JOHANNESBURG, FEB. 17 -- Police backed by Army troops fired tear gas at blacks protesting the eviction of rent strikers in Soweto today, according to residents and antiapartheid activists who work in the township.

The authorities confirmed that clashes occurred and that tear gas had been used, but denied reports by residents that police had fired birdshot into a crowd, wounding three persons. A police spokesman in Pretoria said an account of the incidents would be included Thursday in the daily official report on violence, and that no interim details would be released.

Police and Army troops sealed off the troubled area and prevented journalists from entering, citing emergency regulations that prohibit reporters from being within sight of security force actions.

Witnesses said some fleeing youths were chased and beaten with sjamboks, or rubber whips commonly used by the security forces, after tear gas was fired into a crowd of about 1,000 people who gathered early this morning outside the local municipal office in the White City neighborhood to protest the evictions.

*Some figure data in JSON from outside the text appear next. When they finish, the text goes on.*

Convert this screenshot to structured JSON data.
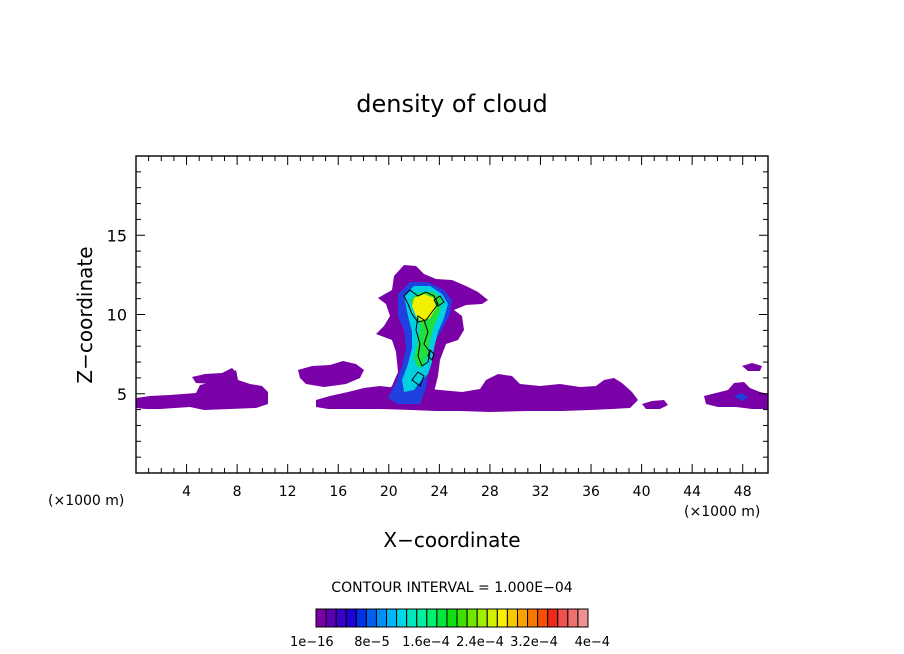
{
  "chart_data": {
    "type": "heatmap",
    "title": "density of cloud",
    "xlabel": "X−coordinate",
    "ylabel": "Z−coordinate",
    "x_unit_left": "(×1000 m)",
    "x_unit_right": "(×1000 m)",
    "xlim": [
      0,
      50
    ],
    "ylim": [
      0,
      20
    ],
    "x_ticks": [
      4,
      8,
      12,
      16,
      20,
      24,
      28,
      32,
      36,
      40,
      44,
      48
    ],
    "x_tick_labels": [
      "4",
      "8",
      "12",
      "16",
      "20",
      "24",
      "28",
      "32",
      "36",
      "40",
      "44",
      "48"
    ],
    "y_ticks": [
      5,
      10,
      15
    ],
    "y_tick_labels": [
      "5",
      "10",
      "15"
    ],
    "contour_interval_text": "CONTOUR INTERVAL = 1.000E−04",
    "colorbar_labels": [
      "1e−16",
      "8e−5",
      "1.6e−4",
      "2.4e−4",
      "3.2e−4",
      "4e−4"
    ],
    "colorbar_colors": [
      "#7a00a8",
      "#5a00b4",
      "#3a00c8",
      "#2000d8",
      "#0030e8",
      "#0060f0",
      "#0090f8",
      "#00b8f8",
      "#00d8e8",
      "#00e8c0",
      "#00f0a0",
      "#00f070",
      "#00e840",
      "#10e010",
      "#40e000",
      "#70e800",
      "#a0f000",
      "#d0f000",
      "#f8f000",
      "#f8c800",
      "#f8a000",
      "#f87800",
      "#f85000",
      "#f02818",
      "#f05050",
      "#f07070",
      "#f09090"
    ],
    "cloud_regions": [
      {
        "name": "low-band-left",
        "x": [
          0,
          10.5
        ],
        "z": [
          4.2,
          5.5
        ],
        "level": 1
      },
      {
        "name": "low-band-left-top",
        "x": [
          4.5,
          8
        ],
        "z": [
          5.5,
          6.6
        ],
        "level": 1
      },
      {
        "name": "low-band-mid",
        "x": [
          14,
          40
        ],
        "z": [
          4.2,
          5.3
        ],
        "level": 1
      },
      {
        "name": "mid-patch",
        "x": [
          12.5,
          18.5
        ],
        "z": [
          5.4,
          6.9
        ],
        "level": 1
      },
      {
        "name": "low-band-right-a",
        "x": [
          27,
          32
        ],
        "z": [
          5,
          6.2
        ],
        "level": 1
      },
      {
        "name": "low-band-right-b",
        "x": [
          40,
          42
        ],
        "z": [
          4.3,
          4.7
        ],
        "level": 1
      },
      {
        "name": "low-band-far-right",
        "x": [
          44,
          50
        ],
        "z": [
          4.2,
          5.8
        ],
        "level": 1
      },
      {
        "name": "anvil",
        "x": [
          19.5,
          28
        ],
        "z": [
          10.6,
          13
        ],
        "level": 1
      },
      {
        "name": "tower-outer",
        "x": [
          20,
          25
        ],
        "z": [
          4.3,
          12.5
        ],
        "level": 1
      },
      {
        "name": "tower-blue",
        "x": [
          20.3,
          24.5
        ],
        "z": [
          4.4,
          11.8
        ],
        "level": 4
      },
      {
        "name": "tower-cyan",
        "x": [
          21,
          24
        ],
        "z": [
          5.5,
          11.5
        ],
        "level": 8
      },
      {
        "name": "tower-green",
        "x": [
          21.8,
          23.6
        ],
        "z": [
          8,
          11.3
        ],
        "level": 12
      },
      {
        "name": "core-yellow",
        "x": [
          21.8,
          23.2
        ],
        "z": [
          9.8,
          11.3
        ],
        "level": 18
      }
    ]
  }
}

It was described as one of the most serious confrontations in Soweto between black residents and the authorities since August 1986, when about 30 residents in White City and adjoining Jabavu were shot and killed in clashes that followed rent evictions.

Soweto, a sprawling black township of 2.5 million residents, was reported tense as soldiers and police in armored personnel carriers ringed White City.

Antiapartheid activists said policemen on motorcycles were patrolling the township, warning students who left their classrooms to stay away from White City. A number of residents also were reported to have stayed home from work to protest the evictions of 38 families.

A large contingent of security forces moved into the township before dawn as black municipal police began moving from house to house, demanding payment of rent arrears.

In Soweto, the country's largest black township, an estimated three-quarters of the households have refused to pay rent since June 1986 as a protest against the state of emergency and what they regard as inadequate public services.

In an effort to break the boycott, which has exacerbated the Soweto municipal government's $50 million budget deficit, authorities in November began to step up evictions, cutting off electricity to large parts of the townships and sending police to awaken rent strikers in the middle of the night.

The United Democratic Front, a coalition of groups opposed to the system of racial segregation called apartheid, condemned today's evictions, saying, "the government has created the current crisis of accommodation and land which affects millions of the {nonwhite} majority."